ИСТИНА

The study comprehensively investigated a new structural type of lanthanide-organic frameworks [(CH3)2NH2]2[Ln2(bdc)4(DMF)2](H2O)2 called LMSU-1 (Lomonosov Moscow State University). The existence of the LMSU-1 structural type from La to Er has been established according to the low-temperature SCXRD experiment. The Ln-LMSU-1 consists of binuclear centrosymmetric anionic structural blocks [Ln2(bdc)4]2-, connected by terephthalate linkers, the packaging voids contain guests such as water and dimethylformamide molecules, and dimethylammonium cations [1]. The lanthanide contraction has a noticeable impact on the linker structural function, leading to a division within the framework family into La-type (CN(Ln) = 9) and Dy-type (CN(Ln) = 8). To investigate structural stability of the LMSU-1 family, we have performed a charge density analysis for all known Ln-MSU-1 according to Bader’s “Atoms in Molecule” (AIM) theory. Using VT-PXRD (Variable Temperature PXRD), we uncovered that even a subtle change in the structural function of the linker significantly influences the thermal behavior of the framework (Figure 1). For La-type frameworks, the elimination of guest molecules occurs in two successive isothermal stages, leading to the formation of stable intermediate forms.

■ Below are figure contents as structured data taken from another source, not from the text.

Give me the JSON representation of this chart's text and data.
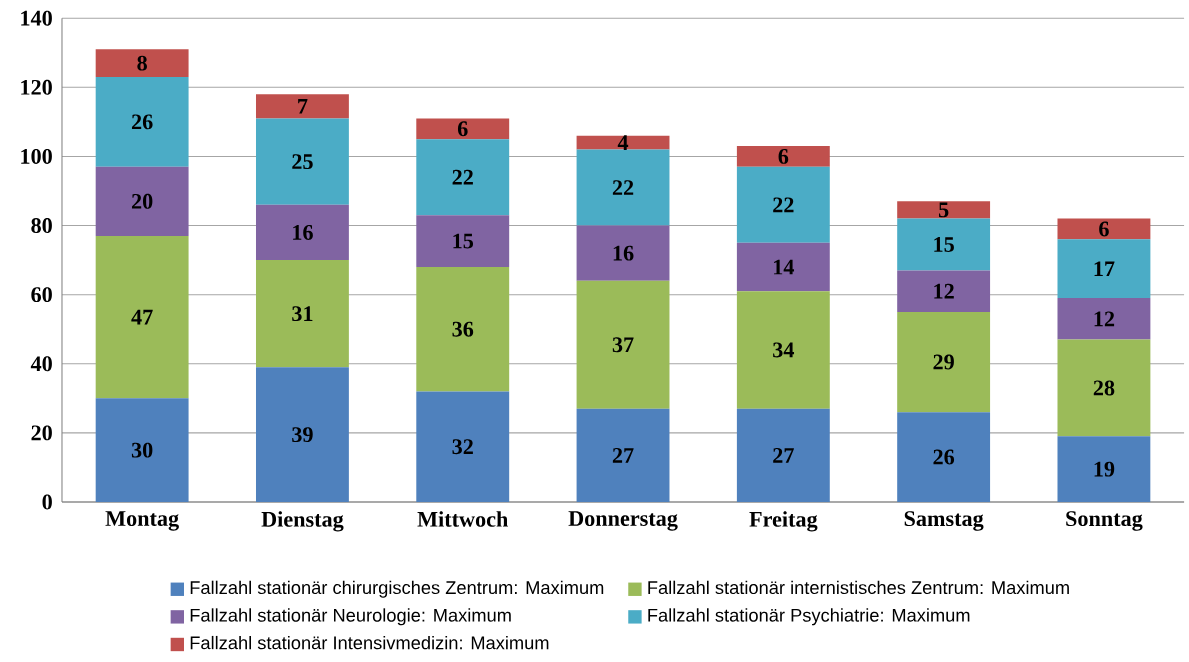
{
  "chart_data": {
    "type": "bar",
    "stacked": true,
    "categories": [
      "Montag",
      "Dienstag",
      "Mittwoch",
      "Donnerstag",
      "Freitag",
      "Samstag",
      "Sonntag"
    ],
    "series": [
      {
        "name": "Fallzahl stationär chirurgisches Zentrum: Maximum",
        "color": "#4f81bd",
        "values": [
          30,
          39,
          32,
          27,
          27,
          26,
          19
        ]
      },
      {
        "name": "Fallzahl stationär internistisches Zentrum: Maximum",
        "color": "#9bbb59",
        "values": [
          47,
          31,
          36,
          37,
          34,
          29,
          28
        ]
      },
      {
        "name": "Fallzahl stationär Neurologie: Maximum",
        "color": "#8064a2",
        "values": [
          20,
          16,
          15,
          16,
          14,
          12,
          12
        ]
      },
      {
        "name": "Fallzahl stationär Psychiatrie: Maximum",
        "color": "#4bacc6",
        "values": [
          26,
          25,
          22,
          22,
          22,
          15,
          17
        ]
      },
      {
        "name": "Fallzahl stationär Intensivmedizin: Maximum",
        "color": "#c0504d",
        "values": [
          8,
          7,
          6,
          4,
          6,
          5,
          6
        ]
      }
    ],
    "ylim": [
      0,
      140
    ],
    "yticks": [
      0,
      20,
      40,
      60,
      80,
      100,
      120,
      140
    ],
    "grid": "y",
    "legend": "bottom",
    "data_labels": true
  }
}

Conversely, the thermal behavior of Dy-type frameworks is entirely different, as the detachment of guest molecules is prolonged. For instance, for Dy-LMSU-1, the detachment process continues from 140 to 250°C. In addition, it was found that the greater the lanthanide compression, the lower the temperature at which large guest molecules are eliminated. Furthermore, we researched the luminescent properties of the EuxTb1-x-LMSU-1. During the study, a remarkable change in the luminescence signal was observed as the framework underwent structural transformations upon heating, which could pave the way for using the luminescent signal in structural studies. Additionally, these frameworks show great potential for luminescent thermometry.